Chris takes it out on a brownie  Of course, Hillary shows up at this point in the conversation.  She has Terry McAuliffe with her, and thank G-d he didn’t bring his pom-poms to lunch this time.  Noticing the tension, Terry starts with the small talk the way only Terry can.

Terry:  ARE WE PSYCHED ABOUT HILLARY OR WHAT?!

I giggled until he started pumping his fists in the air, then I almost needed the Heimlich. 

Boo:  Hey Terry.  Hi Hillary. 

Terry:  WE ARE GOING TO CHANGE THE COURSE OF THIS COUNTRY AND IT STARTS WITH LUNCH!

Boo:  I’m just having a salad.

My old friend, Chris:  About Iowa -

Hillary:  Stop psychoanalyzing me, dough boy!

I shoved another brownie in Chris’s mouth.

Boo:  The salmon salad is superb!

Terry:  I’M SO EXCITED!

Hillary:  I will rip off your head and pump shit directly into your lungs if you don’t -

Boo:  Can you believe it’s Oscar season already?

Hillary:  I loved the Wizard of Oz as a child.  And I want to fix healthcare.

Terry:  WE ARE GONNA CHANGE THE WORLD. 

My old friend, Chris:  Do you think your hair is Presidential enough for the country?

Boo:  Her hair?  Why don’t you ask her about her panty lines as well.

My old friend, Chris:  Panty lines don’t play well with Midwestern voters.

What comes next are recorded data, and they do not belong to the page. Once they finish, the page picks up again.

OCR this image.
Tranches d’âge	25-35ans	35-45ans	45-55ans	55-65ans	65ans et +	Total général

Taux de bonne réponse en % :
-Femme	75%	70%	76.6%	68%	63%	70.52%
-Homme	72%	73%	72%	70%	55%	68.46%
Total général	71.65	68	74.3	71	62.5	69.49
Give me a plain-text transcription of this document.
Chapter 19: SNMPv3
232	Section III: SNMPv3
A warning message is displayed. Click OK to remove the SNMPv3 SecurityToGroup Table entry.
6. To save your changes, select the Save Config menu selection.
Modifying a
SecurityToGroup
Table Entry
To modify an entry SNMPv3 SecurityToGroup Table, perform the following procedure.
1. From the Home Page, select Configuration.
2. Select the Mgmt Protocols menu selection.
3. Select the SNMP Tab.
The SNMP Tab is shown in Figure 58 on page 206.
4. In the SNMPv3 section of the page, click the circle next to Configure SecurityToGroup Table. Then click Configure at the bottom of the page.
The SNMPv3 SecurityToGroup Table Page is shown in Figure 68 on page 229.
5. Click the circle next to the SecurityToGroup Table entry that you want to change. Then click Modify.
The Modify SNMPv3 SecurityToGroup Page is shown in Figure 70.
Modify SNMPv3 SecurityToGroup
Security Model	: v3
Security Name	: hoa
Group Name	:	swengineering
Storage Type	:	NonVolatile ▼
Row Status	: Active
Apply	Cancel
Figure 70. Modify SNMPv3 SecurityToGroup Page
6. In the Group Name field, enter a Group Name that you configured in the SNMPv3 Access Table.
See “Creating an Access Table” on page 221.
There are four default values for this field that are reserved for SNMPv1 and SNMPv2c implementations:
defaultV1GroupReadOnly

Boo:  Are you going to ask Barack Obama about his hair or about his panty lines?

Terry:  YOU CANNOT TALK, THINK, DONATE, OR EVEN WHISPER THE NAME OF ANOTHER CANDIDATE, GOT ME?

Boo:  Back off.

My old friend, Chris:  What about pearls?  Is that too Nancy Reagan, or is that the point?  Vegas says you’re in the bag.

Hillary:  I really better be off.

Terry:  WE’RE OFF TO CHANGE THE FUTURE!

And like that, they were gone.  She didn’t even eat.  I barely touched a thing on my plate as my old friend, Chris, was wearing most of my food and his. 

I really need some new old friends … So I called my new friend, Barack.  He’s always good for tea.